04/04/2005 3:34 PM ET
Former Yankees pitcher Russo dies
Left-hander dies from heart failure at age 90

FORT MYERS, Fla. (AP) -- Marius Russo, a former New York Yankees pitcher who played for four pennant-winning teams and two World Series champions, has died at age 90.
A left-hander who pitched for the Yankees from 1939-43 and in 1946 after he returned from military service, Russo died March 26 from heart failure after battling various illnesses, his wife, Stasia, said Monday.

The Brooklyn native was signed out of Long Island University. His best seasons were 1940 and 1941, when he won 14 games each year. He finished with a 45-34 record and a 3.13 ERA and was an All-Star in 1941.

He picked up complete-game victories in the World Series in 1941 against the Brooklyn Dodgers and in 1943 against the St. Louis Cardinals.

He is remembered for hitting a line drive in Game 3 of the 1941 World Series that caromed high off the leg of Dodgers pitcher Freddie Fitzsimmons, breaking his knee. The Yankees then came from behind off Fitzsimmons' replacement, Hugh Casey, winning the game, 2-1, behind Russo's four-hitter. The Yankees won the series in five games.

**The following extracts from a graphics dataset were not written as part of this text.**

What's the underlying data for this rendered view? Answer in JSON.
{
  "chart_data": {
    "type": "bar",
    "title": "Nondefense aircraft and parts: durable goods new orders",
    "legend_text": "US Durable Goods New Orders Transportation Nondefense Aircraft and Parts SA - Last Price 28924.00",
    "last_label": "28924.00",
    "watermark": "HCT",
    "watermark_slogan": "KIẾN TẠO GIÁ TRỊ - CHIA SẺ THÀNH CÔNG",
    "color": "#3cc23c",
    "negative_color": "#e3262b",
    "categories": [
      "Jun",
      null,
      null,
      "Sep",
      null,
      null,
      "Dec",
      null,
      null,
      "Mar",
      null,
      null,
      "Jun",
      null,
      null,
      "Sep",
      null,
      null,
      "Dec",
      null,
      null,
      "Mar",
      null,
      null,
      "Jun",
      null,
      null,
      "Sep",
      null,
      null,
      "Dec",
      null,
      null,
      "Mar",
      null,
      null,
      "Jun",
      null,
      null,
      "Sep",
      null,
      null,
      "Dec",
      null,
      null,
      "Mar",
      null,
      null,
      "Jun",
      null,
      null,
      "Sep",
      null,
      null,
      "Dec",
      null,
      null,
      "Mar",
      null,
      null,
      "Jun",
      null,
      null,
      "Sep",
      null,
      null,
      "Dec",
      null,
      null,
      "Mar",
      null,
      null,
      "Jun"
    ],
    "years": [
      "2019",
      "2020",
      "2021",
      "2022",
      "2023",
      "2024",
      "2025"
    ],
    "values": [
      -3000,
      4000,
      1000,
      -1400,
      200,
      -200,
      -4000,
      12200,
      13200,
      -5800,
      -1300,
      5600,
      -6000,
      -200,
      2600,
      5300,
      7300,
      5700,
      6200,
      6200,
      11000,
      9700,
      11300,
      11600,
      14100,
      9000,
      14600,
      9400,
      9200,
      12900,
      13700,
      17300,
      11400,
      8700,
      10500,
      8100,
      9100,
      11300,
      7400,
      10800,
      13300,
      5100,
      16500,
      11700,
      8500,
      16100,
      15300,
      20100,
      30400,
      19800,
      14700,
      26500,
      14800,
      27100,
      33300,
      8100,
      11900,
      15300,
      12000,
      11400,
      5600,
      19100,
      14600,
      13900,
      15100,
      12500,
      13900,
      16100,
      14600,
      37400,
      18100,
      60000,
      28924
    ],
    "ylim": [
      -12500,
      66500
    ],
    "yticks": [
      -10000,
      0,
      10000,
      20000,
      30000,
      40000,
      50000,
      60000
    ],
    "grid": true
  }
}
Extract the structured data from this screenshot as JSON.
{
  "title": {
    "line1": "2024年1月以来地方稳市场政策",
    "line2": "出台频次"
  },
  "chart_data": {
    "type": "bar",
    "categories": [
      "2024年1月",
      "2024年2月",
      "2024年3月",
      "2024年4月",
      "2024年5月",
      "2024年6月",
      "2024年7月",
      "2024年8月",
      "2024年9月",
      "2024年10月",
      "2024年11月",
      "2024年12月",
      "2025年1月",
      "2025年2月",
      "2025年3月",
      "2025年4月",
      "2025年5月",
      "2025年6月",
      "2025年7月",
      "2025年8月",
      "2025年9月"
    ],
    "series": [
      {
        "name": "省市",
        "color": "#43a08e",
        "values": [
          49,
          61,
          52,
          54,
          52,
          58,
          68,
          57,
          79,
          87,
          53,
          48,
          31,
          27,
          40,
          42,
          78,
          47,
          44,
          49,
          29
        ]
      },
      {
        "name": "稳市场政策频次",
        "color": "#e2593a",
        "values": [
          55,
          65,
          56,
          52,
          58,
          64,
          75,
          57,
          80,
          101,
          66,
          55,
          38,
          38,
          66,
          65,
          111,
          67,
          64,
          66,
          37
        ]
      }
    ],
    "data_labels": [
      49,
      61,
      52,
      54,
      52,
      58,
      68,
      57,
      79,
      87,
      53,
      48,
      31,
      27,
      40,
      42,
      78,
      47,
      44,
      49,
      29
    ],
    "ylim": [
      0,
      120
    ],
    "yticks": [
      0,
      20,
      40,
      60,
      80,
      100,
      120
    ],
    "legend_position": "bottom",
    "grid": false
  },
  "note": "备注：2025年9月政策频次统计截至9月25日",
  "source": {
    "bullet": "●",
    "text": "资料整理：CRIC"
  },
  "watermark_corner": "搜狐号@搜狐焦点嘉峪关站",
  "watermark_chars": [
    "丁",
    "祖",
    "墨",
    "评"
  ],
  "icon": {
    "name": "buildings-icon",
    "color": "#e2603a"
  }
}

Russo pitched a seven-hitter in the Yankees' 2-1 victory over the Cardinals in Game 4 of the 1943 World Series, doubling and scoring the go-ahead run in the eighth inning.

Russo was later an executive with Grumman Aircraft on Long Island, where he lived for 62 years before moving to Fort Myers about four years ago, his wife said.

Besides his wife of 65 years, Russo is survived by his daughters, Carole Sassatelli, of Phoenix, and Marian Markovich, of Fort Myers.